Les enquêteurs ne retrouvent sa trace que des mois plus tard, aux Pays-Bas. Le directeur d’un sanctuaire pour félins de la ville d’Anna Paulowna, dans le nord du pays, expliquera à France 3 Hauts-de-France avoir «été contacté en janvier 2020 par une personne de nationalité française qui [lui] a signifié qu’un de ses amis se baladait avec une panthère et qu’il ne savait plus s’en occuper». Ce dernier «voulait la déposer au sanctuaire, mais en étant assuré qu’il ne se ferait pas arrêter». Robert Kruijff réceptionne le félin – qui s’appelle désormais Akilla – et prévient ensuite les autorités françaises. Des analyses ADN démontrent qu’il s’agit bien du même animal.
« Je savais évidemment qu’il est interdit de détenir une panthère et j’allais en rendre compte un jour.
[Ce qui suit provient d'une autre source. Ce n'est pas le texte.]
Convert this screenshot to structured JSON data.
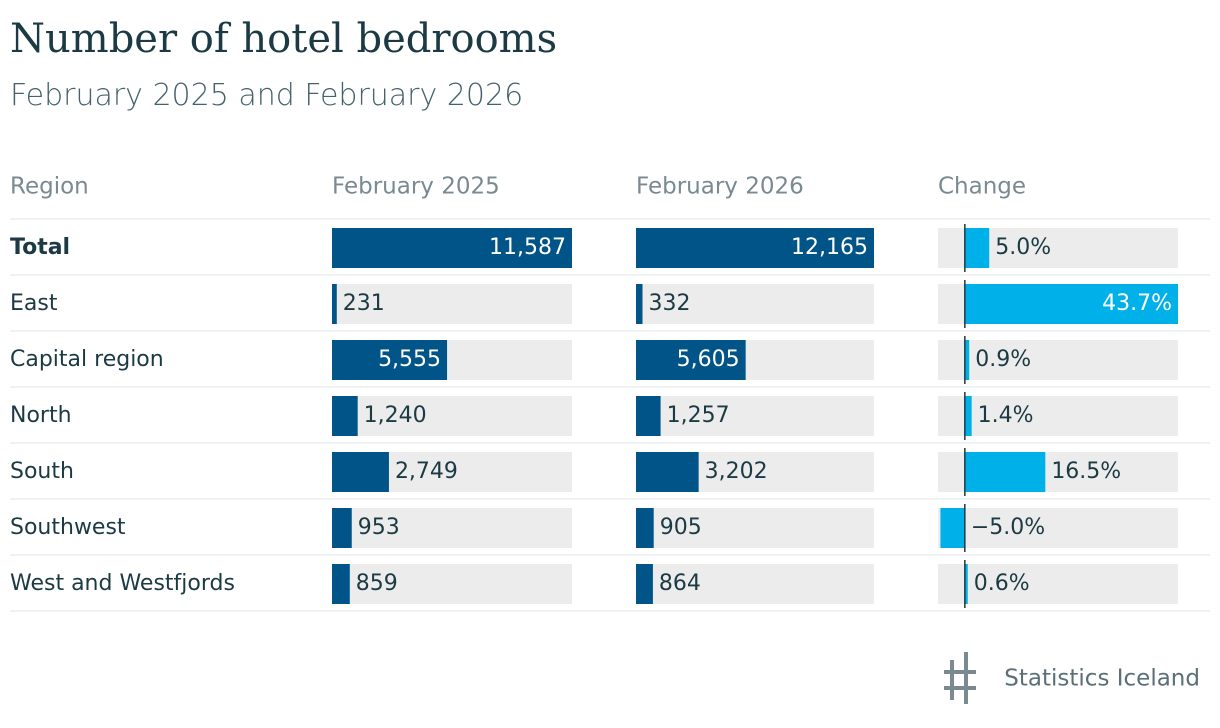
{
  "chart_data": {
    "type": "bar-table",
    "title": "Number of hotel bedrooms",
    "subtitle": "February 2025 and February 2026",
    "region_header": "Region",
    "categories": [
      "Total",
      "East",
      "Capital region",
      "North",
      "South",
      "Southwest",
      "West and Westfjords"
    ],
    "series": [
      {
        "name": "February 2025",
        "color": "#005487",
        "xlim": [
          0,
          11587
        ],
        "values": [
          11587,
          231,
          5555,
          1240,
          2749,
          953,
          859
        ],
        "value_labels": [
          "11,587",
          "231",
          "5,555",
          "1,240",
          "2,749",
          "953",
          "859"
        ]
      },
      {
        "name": "February 2026",
        "color": "#005487",
        "xlim": [
          0,
          12165
        ],
        "values": [
          12165,
          332,
          5605,
          1257,
          3202,
          905,
          864
        ],
        "value_labels": [
          "12,165",
          "332",
          "5,605",
          "1,257",
          "3,202",
          "905",
          "864"
        ]
      },
      {
        "name": "Change",
        "color": "#00b1e9",
        "xlim": [
          -5.5,
          43.7
        ],
        "values": [
          5.0,
          43.7,
          0.9,
          1.4,
          16.5,
          -5.0,
          0.6
        ],
        "value_labels": [
          "5.0%",
          "43.7%",
          "0.9%",
          "1.4%",
          "16.5%",
          "−5.0%",
          "0.6%"
        ]
      }
    ],
    "source": "Statistics Iceland"
  }
}
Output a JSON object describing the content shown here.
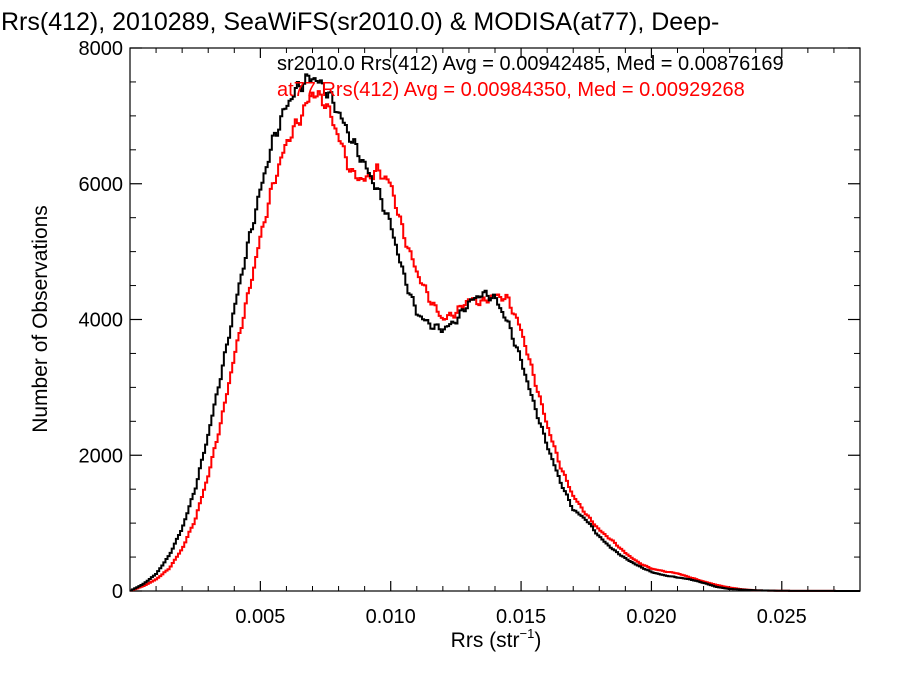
{
  "chart_data": {
    "type": "line",
    "title": "Rrs(412), 2010289, SeaWiFS(sr2010.0) & MODISA(at77), Deep-",
    "xlabel_main": "Rrs (str",
    "xlabel_exp": "−1",
    "xlabel_close": ")",
    "ylabel": "Number of Observations",
    "xlim": [
      0.0,
      0.028
    ],
    "ylim": [
      0,
      8000
    ],
    "xticks": [
      0.005,
      0.01,
      0.015,
      0.02,
      0.025
    ],
    "xtick_labels": [
      "0.005",
      "0.010",
      "0.015",
      "0.020",
      "0.025"
    ],
    "yticks": [
      0,
      2000,
      4000,
      6000,
      8000
    ],
    "ytick_labels": [
      "0",
      "2000",
      "4000",
      "6000",
      "8000"
    ],
    "grid": false,
    "legend_position": "top-right",
    "series": [
      {
        "name": "sr2010.0 Rrs(412) Avg = 0.00942485, Med = 0.00876169",
        "color": "#000000",
        "points": [
          [
            0.0,
            0
          ],
          [
            0.0005,
            100
          ],
          [
            0.001,
            250
          ],
          [
            0.0015,
            520
          ],
          [
            0.002,
            920
          ],
          [
            0.0025,
            1500
          ],
          [
            0.003,
            2300
          ],
          [
            0.0035,
            3200
          ],
          [
            0.004,
            4150
          ],
          [
            0.0045,
            5050
          ],
          [
            0.005,
            5900
          ],
          [
            0.0055,
            6650
          ],
          [
            0.006,
            7150
          ],
          [
            0.0065,
            7450
          ],
          [
            0.007,
            7580
          ],
          [
            0.0075,
            7400
          ],
          [
            0.008,
            7050
          ],
          [
            0.0085,
            6650
          ],
          [
            0.009,
            6280
          ],
          [
            0.0095,
            5900
          ],
          [
            0.01,
            5400
          ],
          [
            0.0105,
            4650
          ],
          [
            0.011,
            4100
          ],
          [
            0.0115,
            3920
          ],
          [
            0.012,
            3850
          ],
          [
            0.0125,
            3980
          ],
          [
            0.013,
            4250
          ],
          [
            0.0135,
            4380
          ],
          [
            0.014,
            4320
          ],
          [
            0.0145,
            3950
          ],
          [
            0.015,
            3400
          ],
          [
            0.0155,
            2750
          ],
          [
            0.016,
            2150
          ],
          [
            0.0165,
            1620
          ],
          [
            0.017,
            1200
          ],
          [
            0.0175,
            1050
          ],
          [
            0.018,
            800
          ],
          [
            0.0185,
            620
          ],
          [
            0.019,
            480
          ],
          [
            0.0195,
            370
          ],
          [
            0.02,
            280
          ],
          [
            0.0205,
            230
          ],
          [
            0.021,
            200
          ],
          [
            0.0215,
            170
          ],
          [
            0.022,
            120
          ],
          [
            0.0225,
            60
          ],
          [
            0.023,
            30
          ],
          [
            0.024,
            10
          ],
          [
            0.025,
            3
          ],
          [
            0.028,
            0
          ]
        ]
      },
      {
        "name": "at77 Rrs(412) Avg = 0.00984350, Med = 0.00929268",
        "color": "#ff0000",
        "points": [
          [
            0.0,
            0
          ],
          [
            0.0005,
            70
          ],
          [
            0.001,
            170
          ],
          [
            0.0015,
            330
          ],
          [
            0.002,
            620
          ],
          [
            0.0025,
            1050
          ],
          [
            0.003,
            1700
          ],
          [
            0.0035,
            2500
          ],
          [
            0.004,
            3450
          ],
          [
            0.0045,
            4300
          ],
          [
            0.005,
            5200
          ],
          [
            0.0055,
            6000
          ],
          [
            0.006,
            6600
          ],
          [
            0.0065,
            6950
          ],
          [
            0.007,
            7350
          ],
          [
            0.0075,
            7200
          ],
          [
            0.008,
            6700
          ],
          [
            0.0085,
            6150
          ],
          [
            0.009,
            6050
          ],
          [
            0.0095,
            6200
          ],
          [
            0.01,
            6000
          ],
          [
            0.0105,
            5250
          ],
          [
            0.011,
            4700
          ],
          [
            0.0115,
            4300
          ],
          [
            0.012,
            4000
          ],
          [
            0.0125,
            4100
          ],
          [
            0.013,
            4300
          ],
          [
            0.0135,
            4250
          ],
          [
            0.014,
            4360
          ],
          [
            0.0145,
            4300
          ],
          [
            0.015,
            3850
          ],
          [
            0.0155,
            3150
          ],
          [
            0.016,
            2450
          ],
          [
            0.0165,
            1850
          ],
          [
            0.017,
            1400
          ],
          [
            0.0175,
            1130
          ],
          [
            0.018,
            900
          ],
          [
            0.0185,
            740
          ],
          [
            0.019,
            560
          ],
          [
            0.0195,
            420
          ],
          [
            0.02,
            330
          ],
          [
            0.0205,
            290
          ],
          [
            0.021,
            260
          ],
          [
            0.0215,
            200
          ],
          [
            0.022,
            140
          ],
          [
            0.0225,
            90
          ],
          [
            0.023,
            50
          ],
          [
            0.0235,
            25
          ],
          [
            0.024,
            10
          ],
          [
            0.025,
            3
          ],
          [
            0.028,
            0
          ]
        ]
      }
    ]
  }
}
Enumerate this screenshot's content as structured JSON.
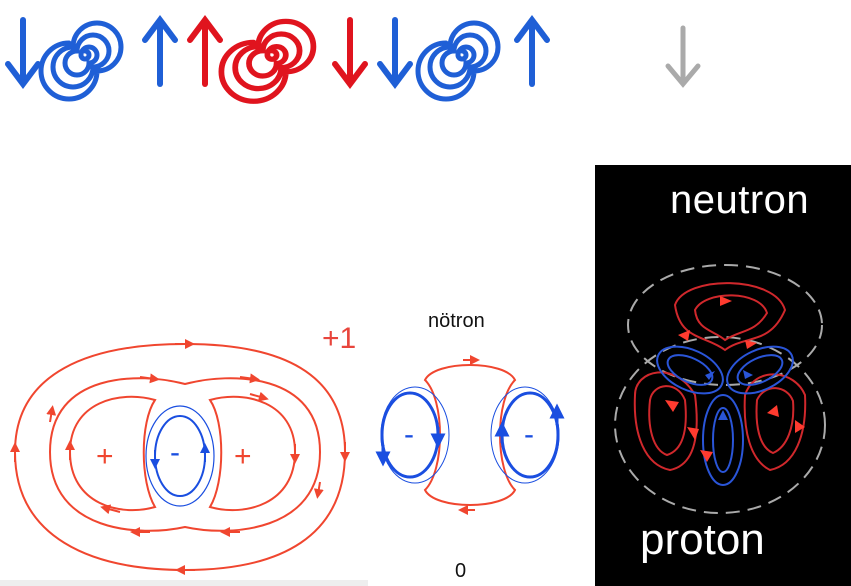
{
  "labels": {
    "plus_one": "+1",
    "notron": "nötron",
    "zero": "0",
    "neutron": "neutron",
    "proton": "proton"
  },
  "signs": {
    "left_plus": "+",
    "center_minus": "-",
    "right_plus": "+",
    "notron_left_minus": "-",
    "notron_right_minus": "-"
  },
  "colors": {
    "quark_blue": "#1f5fd6",
    "quark_red": "#e0141e",
    "field_red": "#f0462f",
    "field_blue": "#1a4ee0",
    "arrow_gray": "#aaaaaa",
    "panel_black": "#000000"
  },
  "top_row_icons": [
    "down-arrow-icon",
    "spiral-icon",
    "up-arrow-icon",
    "up-arrow-icon",
    "spiral-icon",
    "down-arrow-icon",
    "down-arrow-icon",
    "spiral-icon",
    "up-arrow-icon",
    "down-arrow-icon"
  ]
}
Mais pour moi, c’était loin… »
— Nordine B., à la Voix du Nord en novembre 2019
Le principal mis en cause dans cette affaire, Nordine B., s’était présenté de lui-même à la police quelques jours après que sa panthère a été aperçue sur les toits d’Armentières. En novembre 2019, il donne une interview au journal la Voix du Nord et déclare son amour pour sa bête.
Il raconte avoir acheté pour une somme encore inconnue ce «gros bébé affectueux qui ne demandait que des câlins», à l’âge de trois ou quatre mois, parce qu’il était «mal en point». D‘après son récit, le fauve avait des «trous dans le pelage» et «n’avait plus de griffes» : «Je savais évidemment qu’il est interdit de détenir une panthère et j’allais en rendre compte un jour. Mais pour moi, c’était loin…» Contacté ce mercredi 3 septembre en amont du procès, son avocat a refusé de s’exprimer.
D’après la Voix du Nord, Nordine B. a déjà eu affaire à la justice par le passé, notamment pour braquage et pour une autre affaire impliquant un animal sauvage. En l’occurrence un sapajou à poitrine jaune – un singe brésilien. Il avait, lui aussi, été récupéré dans la rue après s’être échappé d’un appartement à Mons-en-Barœul (Nord) en 2016, là où habitait la mère du suspect. Toujours selon le quotidien nordiste, lors des perquisitions menées chez Nordine B. dans le cadre de l’affaire de la panthère d’Armentières, les policiers ont retrouvé plus de 100 000 euros de bons au porteur, ainsi que des munitions et des véhicules volés dans un box lui appartenant à Mons-en-Barœul.
Le procès de Nordine B. et sa compagne Nawel T. concernant la détention sans autorisation de la panthère Louise était initialement prévu en janvier. Il a été reporté à la demande des avocats des prévenus. Le principal mis en cause ne s’était pas présenté à l’audience : s’il avait produit un certificat médical attestant de son incapacité à se déplacer, il était surtout au même moment en garde à vue dans le cadre d’une affaire de stupéfiants, relate France 3.
La Fondation 30 millions d’amis espère la condamnation jeudi des deux anciens propriétaires de la panthère, «pour mettre en avant le fait que les animaux sauvages n’ont rien à faire en détention captive», souligne son avocat. Selon Me Xavier Bacquet, cette audience aurait une vertu «pédagogique» : «Il est urgent d’endiguer une tendance préoccupante à la détention d’animaux sauvages par des particuliers, qui se dessine depuis plusieurs années, certainement encouragée les réseaux sociaux et leur lot d’influenceurs irresponsables».